なぜか草笛光子がぞっこんになってしまう。

草笛光子が高峰秀子に思いっきりピンタを喰らわせる場面がある。この2人は、この映画の後の「放浪記」での因縁の仲だ。「放浪記」の中に同じ場面があって迫力がある。そっちはほんとうにブッたらしい。こっちの映画では、どうも本当にはぶっていないのかもしれない。張り手がほほにぶつかる寸前で画面がカットされていた。


09.07.11 神保町シアター

2009-07-23 | 邦画
穴 ☆☆
1957.10.15 大映、白黒、普通サイズ
監督:市川崑、脚本:九里子亭
出演:京マチ子、船越英二、山村聡、菅原謙二、北林谷栄

アップテンポで軽快なリズム。
勢い良く展開していくシーンの連続。
ぷりぷりの京マチ子。
元気全開。
八方やぶれで大活躍、
衣装をとっかえひっかえ、
山盛り一杯の変装。

映画全部がファッションショーみたいになっていて、ちょっと、オードリーヘップバーンのシャレードを思い出した。

カットや人物の姿勢、動きに当時の漫画の影響が感じられる。これは市川崑の「足にさわった女」でも感じたタッチだ。あるシーンで京マチ子が「鉄腕アトム」の単行本を手にとってパラパラと見るところがある。市川崑って漫画が好きだったのかなあ。

最近の映画やTVドラマでも漫画っぽい演出は良く目にする。漫画的演出というのは、ショットの中でのカメラの動きや人物の移動が少なくて、静的である点だと思う。登場人物が歌舞伎の見得みたいに、一瞬とまってポーズを作るのが特徴である。従って、映画全体に不連続な印象となって、リズム感で言えば、メロディアスな感じではなく、打楽器中心の音楽のようなビートが効いた感じになる。構図が非常に誇張的になる点も特徴である。映画が漫画に影響を与え、漫画が映画に影響を与える。面白いことだと思う。

映画の中に石原慎太郎が出て来る。若手の小説家の役で、フランス語か何かの歌を歌う。結構うまい。

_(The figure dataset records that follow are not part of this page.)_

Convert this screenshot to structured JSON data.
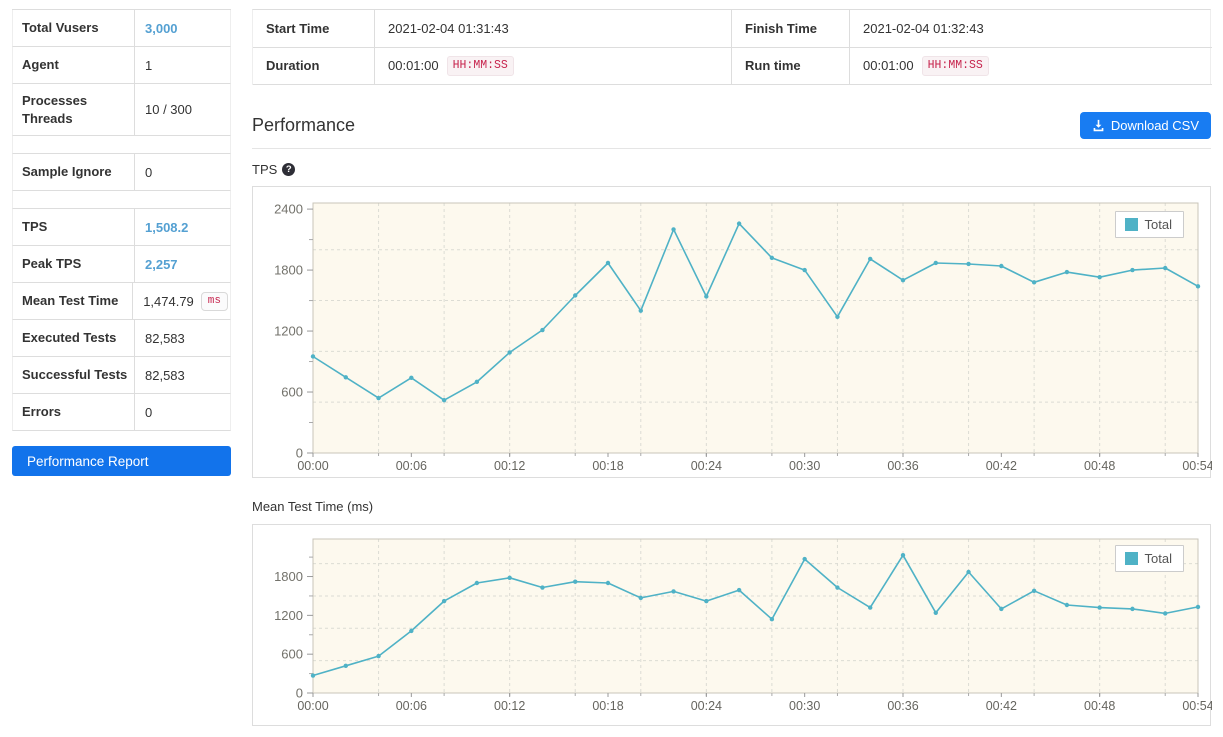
{
  "sidebar": {
    "rows": [
      {
        "label": "Total Vusers",
        "value": "3,000"
      },
      {
        "label": "Agent",
        "value": "1"
      },
      {
        "label": "Processes Threads",
        "value": "10 / 300"
      },
      {
        "spacer": true
      },
      {
        "label": "Sample Ignore",
        "value": "0"
      },
      {
        "spacer": true
      },
      {
        "label": "TPS",
        "value": "1,508.2"
      },
      {
        "label": "Peak TPS",
        "value": "2,257"
      },
      {
        "label": "Mean Test Time",
        "value": "1,474.79",
        "badge": "ms"
      },
      {
        "label": "Executed Tests",
        "value": "82,583"
      },
      {
        "label": "Successful Tests",
        "value": "82,583"
      },
      {
        "label": "Errors",
        "value": "0"
      }
    ],
    "report_button": "Performance Report"
  },
  "info_table": {
    "rows": [
      [
        {
          "label": "Start Time",
          "value": "2021-02-04 01:31:43"
        },
        {
          "label": "Finish Time",
          "value": "2021-02-04 01:32:43"
        }
      ],
      [
        {
          "label": "Duration",
          "value": "00:01:00",
          "badge": "HH:MM:SS"
        },
        {
          "label": "Run time",
          "value": "00:01:00",
          "badge": "HH:MM:SS"
        }
      ]
    ]
  },
  "performance": {
    "title": "Performance",
    "download_button": "Download CSV"
  },
  "icons": {
    "help_glyph": "?"
  },
  "colors": {
    "accent_blue_value": "#54a0d2",
    "primary_button": "#1273eb",
    "download_button": "#187cf2",
    "badge_red": "#c7254e",
    "chart_line": "#4fb2c6",
    "chart_plot_bg": "#fdf9ee"
  },
  "chart_data": [
    {
      "type": "line",
      "title": "TPS",
      "x_minutes": [
        0,
        2,
        4,
        6,
        8,
        10,
        12,
        14,
        16,
        18,
        20,
        22,
        24,
        26,
        28,
        30,
        32,
        34,
        36,
        38,
        40,
        42,
        44,
        46,
        48,
        50,
        52,
        54
      ],
      "series": [
        {
          "name": "Total",
          "values": [
            950,
            745,
            540,
            740,
            520,
            700,
            990,
            1210,
            1550,
            1870,
            1400,
            2200,
            1540,
            2257,
            1920,
            1800,
            1340,
            1910,
            1700,
            1870,
            1860,
            1840,
            1680,
            1780,
            1730,
            1800,
            1820,
            1640
          ]
        }
      ],
      "ylim": [
        0,
        2460
      ],
      "yticks": [
        0,
        600,
        1200,
        1800,
        2400
      ],
      "ytick_minor": [
        300,
        900,
        1500,
        2100
      ],
      "grid_y": [
        500,
        1000,
        1500,
        2000
      ],
      "xtick_minutes": [
        0,
        6,
        12,
        18,
        24,
        30,
        36,
        42,
        48,
        54
      ],
      "xtick_labels": [
        "00:00",
        "00:06",
        "00:12",
        "00:18",
        "00:24",
        "00:30",
        "00:36",
        "00:42",
        "00:48",
        "00:54"
      ],
      "grid_x_minutes": [
        4,
        8,
        12,
        16,
        20,
        24,
        28,
        32,
        36,
        40,
        44,
        48,
        52
      ],
      "legend_position": "top-right",
      "line_color": "#4fb2c6",
      "plot_bg": "#fdf9ee",
      "grid": true
    },
    {
      "type": "line",
      "title": "Mean Test Time (ms)",
      "x_minutes": [
        0,
        2,
        4,
        6,
        8,
        10,
        12,
        14,
        16,
        18,
        20,
        22,
        24,
        26,
        28,
        30,
        32,
        34,
        36,
        38,
        40,
        42,
        44,
        46,
        48,
        50,
        52,
        54
      ],
      "series": [
        {
          "name": "Total",
          "values": [
            270,
            420,
            570,
            960,
            1420,
            1700,
            1780,
            1630,
            1720,
            1700,
            1470,
            1570,
            1420,
            1590,
            1140,
            2070,
            1630,
            1320,
            2130,
            1240,
            1870,
            1300,
            1580,
            1360,
            1320,
            1300,
            1230,
            1330
          ]
        }
      ],
      "ylim": [
        0,
        2380
      ],
      "yticks": [
        0,
        600,
        1200,
        1800
      ],
      "ytick_minor": [
        300,
        900,
        1500,
        2100
      ],
      "grid_y": [
        500,
        1000,
        1500,
        2000
      ],
      "xtick_minutes": [
        0,
        6,
        12,
        18,
        24,
        30,
        36,
        42,
        48,
        54
      ],
      "xtick_labels": [
        "00:00",
        "00:06",
        "00:12",
        "00:18",
        "00:24",
        "00:30",
        "00:36",
        "00:42",
        "00:48",
        "00:54"
      ],
      "grid_x_minutes": [
        4,
        8,
        12,
        16,
        20,
        24,
        28,
        32,
        36,
        40,
        44,
        48,
        52
      ],
      "legend_position": "top-right",
      "line_color": "#4fb2c6",
      "plot_bg": "#fdf9ee",
      "grid": true
    }
  ]
}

菅原謙二に「何んで歌を歌ってだ」と訊かれて「小説書くのに飽きちゃったから歌手やってんだ」とかなんとか、そのような事を答えていた。

09.07.04 新文芸座

2009-07-22 | 邦画
鍵 ☆☆
1959.06.23 大映、カラー、横長サイズ
監督・脚本:市川崑、脚本:長谷部慶治、和田夏十
原作:谷崎潤一郎
出演:京マチ子、中村鴈治郎、叶順子、仲代達矢、北林谷栄

ズーンと重々しく静粛な気分のもとで、
ゆるゆると、
熱っぽく蠢く人の情欲。
画面は青系統、白黒が中心だけれども、
出て来る人々の心の模様は赤黒い。

森閑とした白と黒のトーン、
ざらざらとした荒い画像、
縦横の直線が多い画面、
不連続なカット、
シュールな俳優たち、
変化の激しいショットの連続、
市川崑。

そもそも谷崎潤一郎がシュールだ。

俳優たちの芝居が深くて厚い。
4人の俳優たちは情熱的で汗だくで、
なおかつ冷徹だ。
四重奏のような、
四人の舞を見ているようだった。